OJ C 398, 22.12.2012, p. 35–35 (BG, ES, CS, DA, DE, ET, EL, EN, FR, IT, LV, LT, HU, MT, NL, PL, PT, RO, SK, SL, FI, SV)

22.12.2012   

EN

Official Journal of the European Union

C 398/35


Prior notification of a concentration

(Case COMP/M.6788 — Goldman Sachs/TPG/Barclays/Kew Green)

Candidate case for simplified procedure

(Text with EEA relevance)

2012/C 398/07

1.

On 13 December 2012, the Commission received a notification of a proposed concentration pursuant to Article 4 of Council Regulation (EC) No 139/2004 (1) by which the undertakings Goldman Sachs Group, Inc. (‘Goldman Sachs’, USA), TPG Lundy Co LP (‘TPG’, Cayman Islands), ultimately controlled by the TPG group of Funds (‘TPG Funds’, USA) and Barclays plc (‘Barclays’, UK) acquire within the meaning of Article 3(1)(b) of the Merger Regulation joint control of Kew Green Holdings Limited (‘Kew Green’, UK) by way of purchase of shares.

2.

The business activities of the undertakings concerned are:

Goldman Sachs: global investment firm providing a wide range of services worldwide to a diversified client base,

TPG: global investment firm providing a wide range of services worldwide to a diversified client base,

TPG Funds: Funds Portfolio bringing and managing together the various TPG controlled Fund,

Barclays: major global financial services provider engaged in all banking sectors,

Kew Green: owns and operates hotels in the United Kingdom.

3.

On preliminary examination, the Commission finds that the notified transaction could fall within the scope of the EC Merger Regulation.
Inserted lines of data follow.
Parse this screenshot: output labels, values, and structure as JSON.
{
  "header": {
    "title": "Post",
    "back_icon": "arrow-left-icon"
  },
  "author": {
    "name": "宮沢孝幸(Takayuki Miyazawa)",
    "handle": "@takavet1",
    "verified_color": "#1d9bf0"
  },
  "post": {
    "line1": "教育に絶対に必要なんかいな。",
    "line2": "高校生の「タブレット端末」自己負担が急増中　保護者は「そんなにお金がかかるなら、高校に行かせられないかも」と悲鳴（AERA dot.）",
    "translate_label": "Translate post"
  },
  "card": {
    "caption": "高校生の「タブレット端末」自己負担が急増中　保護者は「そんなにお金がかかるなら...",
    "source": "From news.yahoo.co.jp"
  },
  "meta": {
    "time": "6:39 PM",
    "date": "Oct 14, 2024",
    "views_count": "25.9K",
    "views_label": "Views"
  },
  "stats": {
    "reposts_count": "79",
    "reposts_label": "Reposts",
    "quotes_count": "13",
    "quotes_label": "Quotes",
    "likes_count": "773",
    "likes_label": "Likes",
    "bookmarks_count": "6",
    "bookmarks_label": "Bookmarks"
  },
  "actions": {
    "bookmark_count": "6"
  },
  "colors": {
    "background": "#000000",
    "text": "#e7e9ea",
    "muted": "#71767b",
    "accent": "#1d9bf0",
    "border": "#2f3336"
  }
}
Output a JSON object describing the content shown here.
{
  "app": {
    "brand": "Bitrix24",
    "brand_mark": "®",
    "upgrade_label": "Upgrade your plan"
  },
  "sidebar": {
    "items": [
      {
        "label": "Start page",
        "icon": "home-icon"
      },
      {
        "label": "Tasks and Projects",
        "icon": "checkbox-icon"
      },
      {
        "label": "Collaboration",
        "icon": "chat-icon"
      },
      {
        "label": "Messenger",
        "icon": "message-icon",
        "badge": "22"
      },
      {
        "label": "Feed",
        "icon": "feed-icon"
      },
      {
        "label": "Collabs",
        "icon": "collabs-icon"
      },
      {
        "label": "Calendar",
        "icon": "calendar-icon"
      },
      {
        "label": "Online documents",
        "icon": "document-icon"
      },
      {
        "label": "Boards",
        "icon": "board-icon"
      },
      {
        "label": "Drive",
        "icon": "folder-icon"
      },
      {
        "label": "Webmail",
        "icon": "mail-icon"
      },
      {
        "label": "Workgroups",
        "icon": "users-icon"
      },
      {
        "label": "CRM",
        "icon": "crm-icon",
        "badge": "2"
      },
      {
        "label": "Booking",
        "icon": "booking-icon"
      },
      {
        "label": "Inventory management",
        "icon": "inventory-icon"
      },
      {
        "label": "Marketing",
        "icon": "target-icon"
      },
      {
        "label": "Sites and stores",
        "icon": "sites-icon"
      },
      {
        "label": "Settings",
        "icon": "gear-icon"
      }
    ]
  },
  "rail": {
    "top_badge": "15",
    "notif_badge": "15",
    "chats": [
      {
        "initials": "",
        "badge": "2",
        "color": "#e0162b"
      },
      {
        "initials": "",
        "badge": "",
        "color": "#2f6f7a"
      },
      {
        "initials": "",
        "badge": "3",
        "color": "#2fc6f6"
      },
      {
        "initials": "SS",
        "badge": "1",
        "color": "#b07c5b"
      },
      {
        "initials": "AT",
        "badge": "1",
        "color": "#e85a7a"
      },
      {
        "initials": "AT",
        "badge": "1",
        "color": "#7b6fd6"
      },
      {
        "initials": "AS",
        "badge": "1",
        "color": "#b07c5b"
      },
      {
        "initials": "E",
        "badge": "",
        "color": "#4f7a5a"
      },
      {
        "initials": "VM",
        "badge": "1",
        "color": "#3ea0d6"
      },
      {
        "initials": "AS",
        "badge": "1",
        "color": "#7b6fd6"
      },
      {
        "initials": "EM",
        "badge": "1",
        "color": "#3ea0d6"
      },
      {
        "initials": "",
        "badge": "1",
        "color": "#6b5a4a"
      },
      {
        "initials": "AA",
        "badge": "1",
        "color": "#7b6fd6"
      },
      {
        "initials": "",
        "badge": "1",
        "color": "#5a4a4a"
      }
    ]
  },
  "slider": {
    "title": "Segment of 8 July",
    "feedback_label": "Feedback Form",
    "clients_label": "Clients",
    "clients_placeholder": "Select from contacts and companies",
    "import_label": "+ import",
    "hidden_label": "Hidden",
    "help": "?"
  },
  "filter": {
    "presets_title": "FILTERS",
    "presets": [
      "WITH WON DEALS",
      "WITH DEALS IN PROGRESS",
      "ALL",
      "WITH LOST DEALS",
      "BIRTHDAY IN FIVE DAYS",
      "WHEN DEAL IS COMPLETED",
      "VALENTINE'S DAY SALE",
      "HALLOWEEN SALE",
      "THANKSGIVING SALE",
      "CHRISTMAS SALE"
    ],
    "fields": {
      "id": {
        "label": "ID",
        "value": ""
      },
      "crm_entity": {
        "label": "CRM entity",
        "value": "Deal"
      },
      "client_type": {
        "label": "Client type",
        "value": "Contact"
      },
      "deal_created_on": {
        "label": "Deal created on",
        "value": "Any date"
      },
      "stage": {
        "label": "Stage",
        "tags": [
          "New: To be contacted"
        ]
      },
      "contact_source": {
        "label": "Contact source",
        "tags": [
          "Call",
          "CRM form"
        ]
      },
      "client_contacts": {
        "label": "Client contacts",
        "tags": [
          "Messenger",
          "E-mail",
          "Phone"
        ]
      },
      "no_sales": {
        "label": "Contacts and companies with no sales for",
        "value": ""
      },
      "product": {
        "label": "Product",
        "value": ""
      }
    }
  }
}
However, the final decision on this point is reserved. Pursuant to the Commission Notice on a simplified procedure for treatment of certain concentrations under the EC Merger Regulation (2) it should be noted that this case is a candidate for treatment under the procedure set out in the Notice.

4.

The Commission invites interested third parties to submit their possible observations on the proposed operation to the Commission.

Observations must reach the Commission not later than 10 days following the date of this publication. Observations can be sent to the Commission by fax (+32 22964301), by email to COMP-MERGER-REGISTRY@ec.europa.eu or by post, under reference number COMP/M.6788 — Goldman Sachs/TPG/Barclays/Kew Green, to the following address:

European Commission

Directorate-General for Competition

Merger Registry

J-70

1049 Bruxelles/Brussel

BELGIQUE/BELGIË


(1)  OJ L 24, 29.1.2004, p. 1 (the ‘EC Merger Regulation’).

(2)  OJ C 56, 5.3.2005, p. 32 (‘Notice on a simplified procedure’).